With his statements, Secretary Kennedy attempts to contradict and overrule the report issued by an agency under his control. He ignores science and research done by the CDC in order to push his own dangerous agenda. This is the public health crisis our nation is facing. Between his comments, the hiring of a known quack who conducted harmful experiments on autistic children, and Kennedy’s repeated claims that we would have answers to the cause of autism by September (something impossible to do accurately), Kennedy is waging war on public health information about autism and autistic people.
These attacks on autistic people are part of a greater effort by him and this administration to undermine the health and civil rights of people with disabilities and other marginalized communities. Kennedy has undertaken mass firings and an attempt to drastically reorganize the Department of Health and Human services. This would leave critical health programs unable to operate, including the very efforts that have expanded screening and diagnostic tools for autism. The dismantling of HHS, the attack on Medicaid and the ACA Medicaid Expansion, and the promotion of misinformation about infectious diseases and vaccination set progress back decades and put all of us at greater risk of serious illness and death.
The administration’s actions speak far louder than their words. In attempting to declare a war on autism, they’ve shown what they’re actually doing — villainizing autistic people. Treating us like a disease or a burden on society, instead of living people who exist and have our own thoughts and ideas about our disabilities, weaponizes pity and fear to deny our basic rights. Claims that we are incapable of working, creating art, or forming relationships all serve as excuses to deny us the very supports we need to thrive in our communities. Together, this is all a smokescreen to try to get people to think that this administration cares about us, all while they cut the services we rely on to survive, cut funding to the people who enforce the civil rights of disabled students, and try to dismantle the agencies that allow us to live freely in the community.
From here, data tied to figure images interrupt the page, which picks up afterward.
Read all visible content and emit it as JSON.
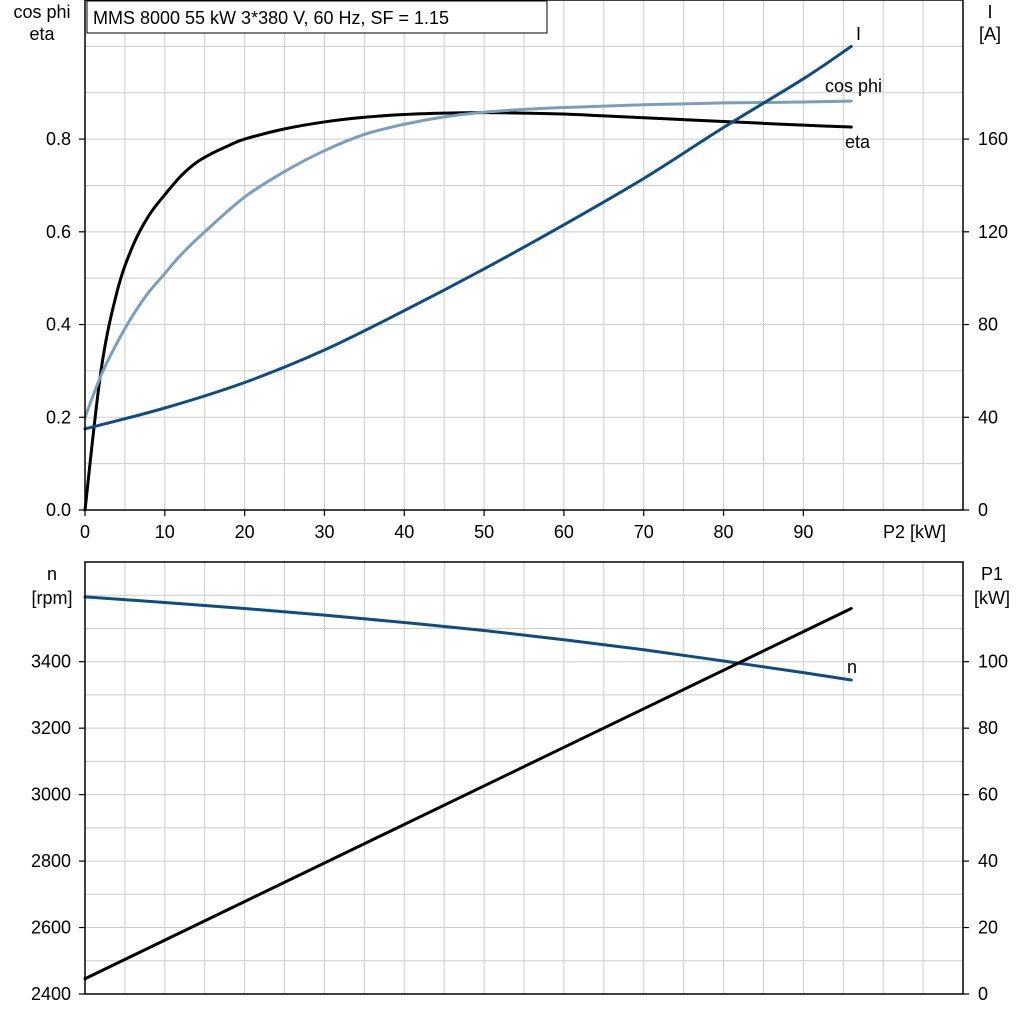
{
  "title": "MMS 8000   55 kW   3*380 V, 60 Hz, SF = 1.15",
  "colors": {
    "eta": "#000000",
    "cos_phi": "#7b9ebf",
    "current": "#0f4c81",
    "speed": "#0f4c81",
    "p1": "#000000",
    "grid": "#cccccc"
  },
  "chart_data": [
    {
      "type": "line",
      "xlabel": "P2 [kW]",
      "ylabel_left": [
        "cos phi",
        "eta"
      ],
      "ylabel_right": [
        "I",
        "[A]"
      ],
      "xlim": [
        0,
        110
      ],
      "ylim_left": [
        0,
        1.1
      ],
      "ylim_right": [
        0,
        220
      ],
      "x_ticks": [
        "0",
        "10",
        "20",
        "30",
        "40",
        "50",
        "60",
        "70",
        "80",
        "90"
      ],
      "y_ticks_left": [
        "0.0",
        "0.2",
        "0.4",
        "0.6",
        "0.8"
      ],
      "y_ticks_right": [
        "0",
        "40",
        "80",
        "120",
        "160"
      ],
      "grid": true,
      "series": [
        {
          "name": "eta",
          "axis": "left",
          "color": "#000000",
          "x": [
            0,
            2,
            4,
            6,
            8,
            10,
            12,
            14,
            16,
            18,
            20,
            25,
            30,
            35,
            40,
            45,
            50,
            55,
            60,
            65,
            70,
            75,
            80,
            85,
            90,
            96
          ],
          "y": [
            0.0,
            0.3,
            0.47,
            0.57,
            0.635,
            0.68,
            0.72,
            0.75,
            0.77,
            0.786,
            0.8,
            0.822,
            0.837,
            0.847,
            0.853,
            0.856,
            0.857,
            0.856,
            0.854,
            0.85,
            0.846,
            0.842,
            0.838,
            0.834,
            0.83,
            0.826
          ]
        },
        {
          "name": "cos phi",
          "axis": "left",
          "color": "#7b9ebf",
          "x": [
            0,
            2,
            4,
            6,
            8,
            10,
            12,
            15,
            20,
            25,
            30,
            35,
            40,
            45,
            50,
            55,
            60,
            65,
            70,
            75,
            80,
            85,
            90,
            96
          ],
          "y": [
            0.2,
            0.29,
            0.36,
            0.42,
            0.47,
            0.51,
            0.55,
            0.6,
            0.675,
            0.73,
            0.775,
            0.81,
            0.832,
            0.848,
            0.858,
            0.864,
            0.868,
            0.871,
            0.874,
            0.876,
            0.878,
            0.879,
            0.88,
            0.882
          ]
        },
        {
          "name": "I",
          "axis": "right",
          "color": "#0f4c81",
          "x": [
            0,
            10,
            20,
            30,
            40,
            50,
            60,
            70,
            80,
            90,
            96
          ],
          "y": [
            35,
            44,
            55,
            69,
            86,
            104,
            123,
            143,
            165,
            186,
            200
          ]
        }
      ]
    },
    {
      "type": "line",
      "xlabel": "",
      "ylabel_left": [
        "n",
        "[rpm]"
      ],
      "ylabel_right": [
        "P1",
        "[kW]"
      ],
      "xlim": [
        0,
        110
      ],
      "ylim_left": [
        2400,
        3700
      ],
      "ylim_right": [
        0,
        130
      ],
      "y_ticks_left": [
        "2400",
        "2600",
        "2800",
        "3000",
        "3200",
        "3400"
      ],
      "y_ticks_right": [
        "0",
        "20",
        "40",
        "60",
        "80",
        "100"
      ],
      "grid": true,
      "series": [
        {
          "name": "n",
          "axis": "left",
          "color": "#0f4c81",
          "x": [
            0,
            10,
            20,
            30,
            40,
            50,
            60,
            70,
            80,
            90,
            96
          ],
          "y": [
            3595,
            3578,
            3560,
            3540,
            3518,
            3494,
            3466,
            3436,
            3402,
            3367,
            3345
          ]
        },
        {
          "name": "P1",
          "axis": "right",
          "color": "#000000",
          "x": [
            0,
            96
          ],
          "y": [
            4.6,
            116
          ]
        }
      ]
    }
  ]
}
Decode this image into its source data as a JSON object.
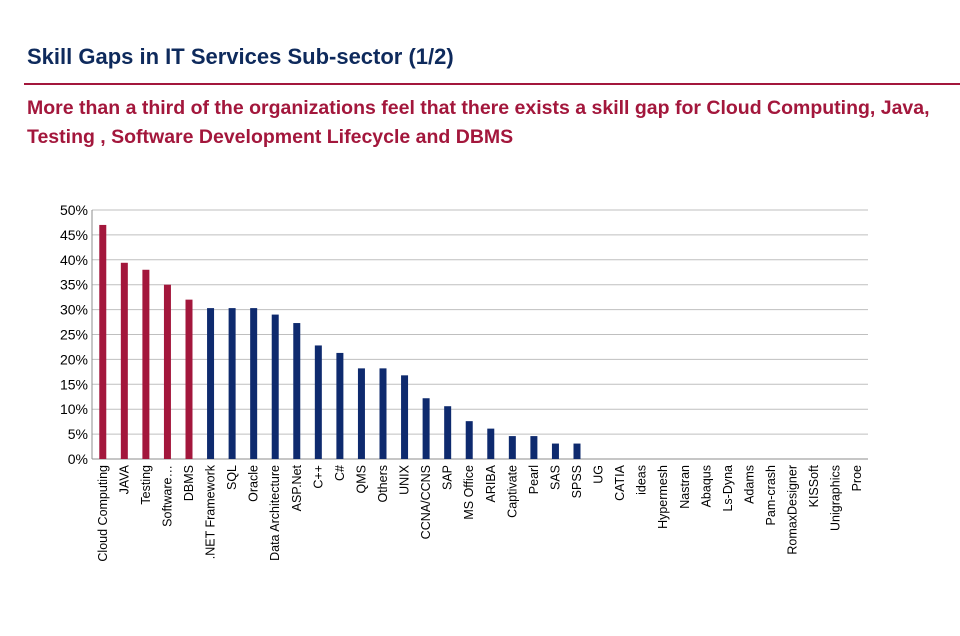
{
  "page": {
    "title": "Skill Gaps in IT Services Sub-sector (1/2)",
    "subtitle": "More than a third of the organizations feel that there exists a skill gap for Cloud Computing, Java,  Testing , Software Development Lifecycle and DBMS"
  },
  "colors": {
    "highlight": "#a3173c",
    "normal": "#0e2a6e",
    "title": "#0e2a5c",
    "grid": "#bfbfbf"
  },
  "chart_data": {
    "type": "bar",
    "title": "",
    "xlabel": "",
    "ylabel": "",
    "ylim": [
      0,
      50
    ],
    "yticks": [
      "0%",
      "5%",
      "10%",
      "15%",
      "20%",
      "25%",
      "30%",
      "35%",
      "40%",
      "45%",
      "50%"
    ],
    "grid": true,
    "categories": [
      "Cloud Computing",
      "JAVA",
      "Testing",
      "Software…",
      "DBMS",
      ".NET Framework",
      "SQL",
      "Oracle",
      "Data Architecture",
      "ASP.Net",
      "C++",
      "C#",
      "QMS",
      "Others",
      "UNIX",
      "CCNA/CCNS",
      "SAP",
      "MS Office",
      "ARIBA",
      "Captivate",
      "Pearl",
      "SAS",
      "SPSS",
      "UG",
      "CATIA",
      "ideas",
      "Hypermesh",
      "Nastran",
      "Abaqus",
      "Ls-Dyna",
      "Adams",
      "Pam-crash",
      "RomaxDesigner",
      "KISSoft",
      "Unigraphics",
      "Proe"
    ],
    "values": [
      47,
      39.4,
      38,
      35,
      32,
      30.3,
      30.3,
      30.3,
      29,
      27.3,
      22.8,
      21.3,
      18.2,
      18.2,
      16.8,
      12.2,
      10.6,
      7.6,
      6.1,
      4.6,
      4.6,
      3.1,
      3.1,
      0,
      0,
      0,
      0,
      0,
      0,
      0,
      0,
      0,
      0,
      0,
      0,
      0
    ],
    "highlighted": [
      "Cloud Computing",
      "JAVA",
      "Testing",
      "Software…",
      "DBMS"
    ]
  }
}
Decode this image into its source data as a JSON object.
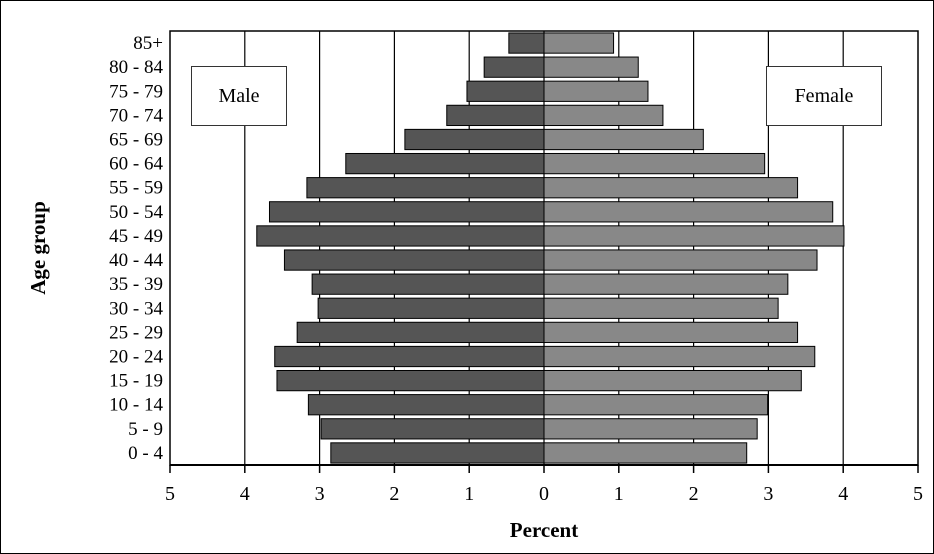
{
  "chart_data": {
    "type": "bar",
    "orientation": "horizontal",
    "layout": "population-pyramid",
    "categories": [
      "0 - 4",
      "5 - 9",
      "10 - 14",
      "15 - 19",
      "20 - 24",
      "25 - 29",
      "30 - 34",
      "35 - 39",
      "40 - 44",
      "45 - 49",
      "50 - 54",
      "55 - 59",
      "60 - 64",
      "65 - 69",
      "70 - 74",
      "75 - 79",
      "80 - 84",
      "85+"
    ],
    "series": [
      {
        "name": "Male",
        "color": "#555555",
        "values": [
          2.85,
          2.98,
          3.15,
          3.57,
          3.6,
          3.3,
          3.02,
          3.1,
          3.47,
          3.84,
          3.67,
          3.17,
          2.65,
          1.86,
          1.3,
          1.03,
          0.8,
          0.47
        ]
      },
      {
        "name": "Female",
        "color": "#888888",
        "values": [
          2.71,
          2.85,
          2.99,
          3.44,
          3.62,
          3.39,
          3.13,
          3.26,
          3.65,
          4.01,
          3.86,
          3.39,
          2.95,
          2.13,
          1.59,
          1.39,
          1.26,
          0.93
        ]
      }
    ],
    "xlabel": "Percent",
    "ylabel": "Age group",
    "xticks": [
      "5",
      "4",
      "3",
      "2",
      "1",
      "0",
      "1",
      "2",
      "3",
      "4",
      "5"
    ],
    "xlim": [
      -5,
      5
    ],
    "grid": true,
    "legend": [
      "Male",
      "Female"
    ],
    "legend_placement": "top-left and top-right"
  }
}
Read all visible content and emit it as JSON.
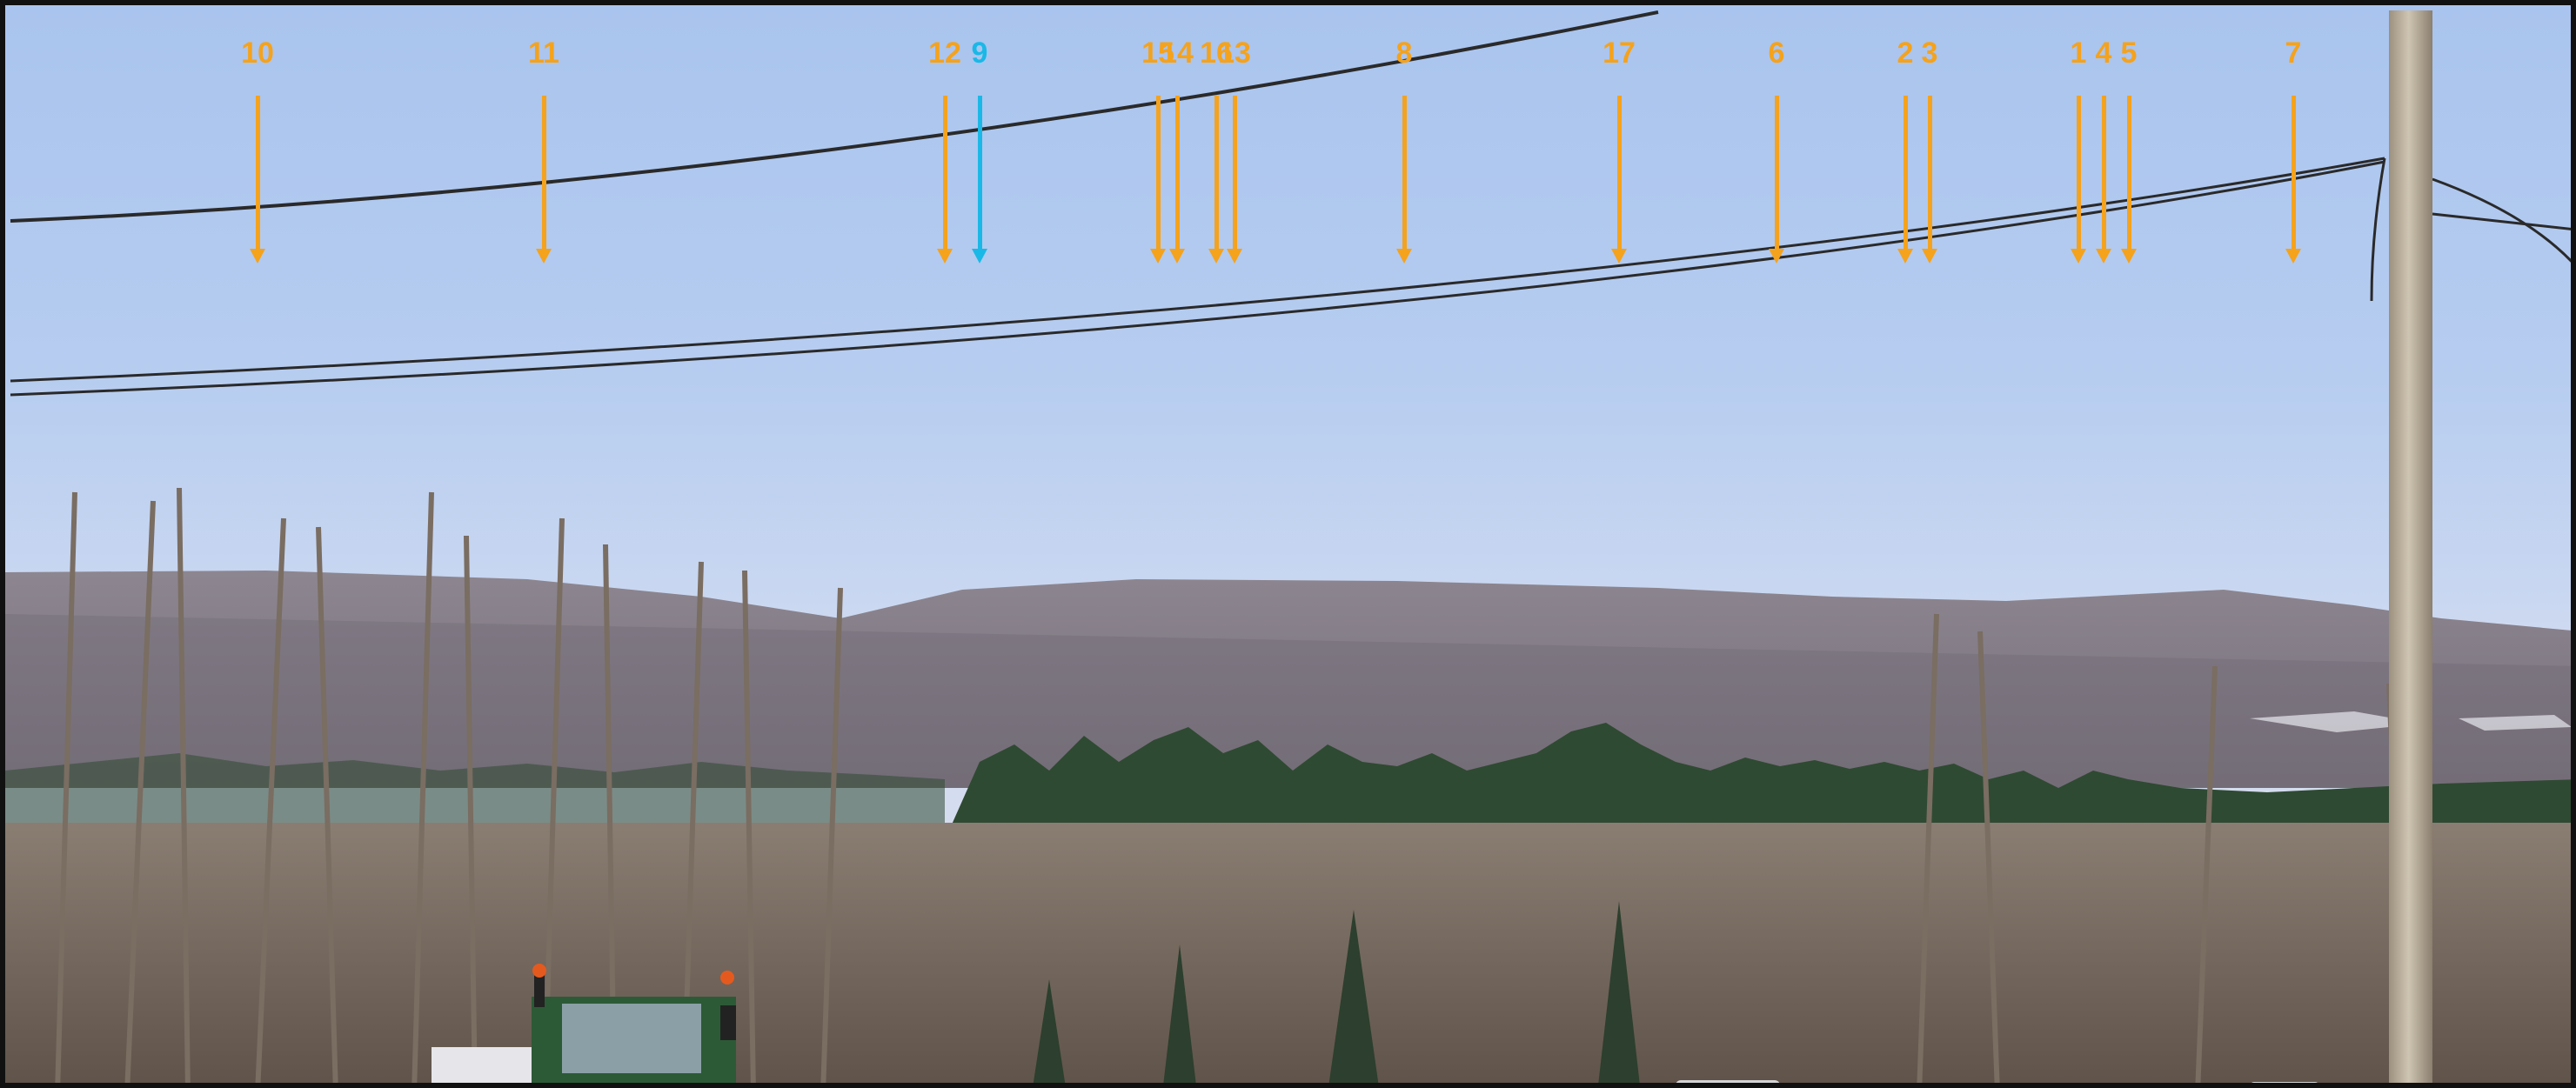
{
  "colors": {
    "marker_default": "#f5a21c",
    "marker_highlight": "#1ab8e6",
    "sky_top": "#a9c4ee",
    "sky_bottom": "#d4dcef",
    "distant_ridge": "#8e8790",
    "conifers": "#2f4a32",
    "foreground_trees": "#7d6f63",
    "utility_pole": "#b8ab98",
    "power_lines": "#2a2a2a"
  },
  "markers": [
    {
      "label": "10",
      "color": "marker_default"
    },
    {
      "label": "11",
      "color": "marker_default"
    },
    {
      "label": "12",
      "color": "marker_default"
    },
    {
      "label": "9",
      "color": "marker_highlight"
    },
    {
      "label": "15",
      "color": "marker_default"
    },
    {
      "label": "14",
      "color": "marker_default"
    },
    {
      "label": "16",
      "color": "marker_default"
    },
    {
      "label": "13",
      "color": "marker_default"
    },
    {
      "label": "8",
      "color": "marker_default"
    },
    {
      "label": "17",
      "color": "marker_default"
    },
    {
      "label": "6",
      "color": "marker_default"
    },
    {
      "label": "2",
      "color": "marker_default"
    },
    {
      "label": "3",
      "color": "marker_default"
    },
    {
      "label": "1",
      "color": "marker_default"
    },
    {
      "label": "4",
      "color": "marker_default"
    },
    {
      "label": "5",
      "color": "marker_default"
    },
    {
      "label": "7",
      "color": "marker_default"
    }
  ]
}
This administration is made up of the same people who say we should go back to institutions. It is made up of the same people who claim that we are the reason planes crash, rather than their cuts to regulatory bodies for airlines. It is run by the same man who reportedly said his family member with a developmental disability should “just die”. The administration’s blustering about the cause of autism is an attempt to distract us from those truths.
We will not be fooled. We will not be silenced. Autistic children become autistic adults. We are part of natural human genetic diversity. Manipulating and lying about the data to justify policies that harm our community will not work. Nothing about us without us.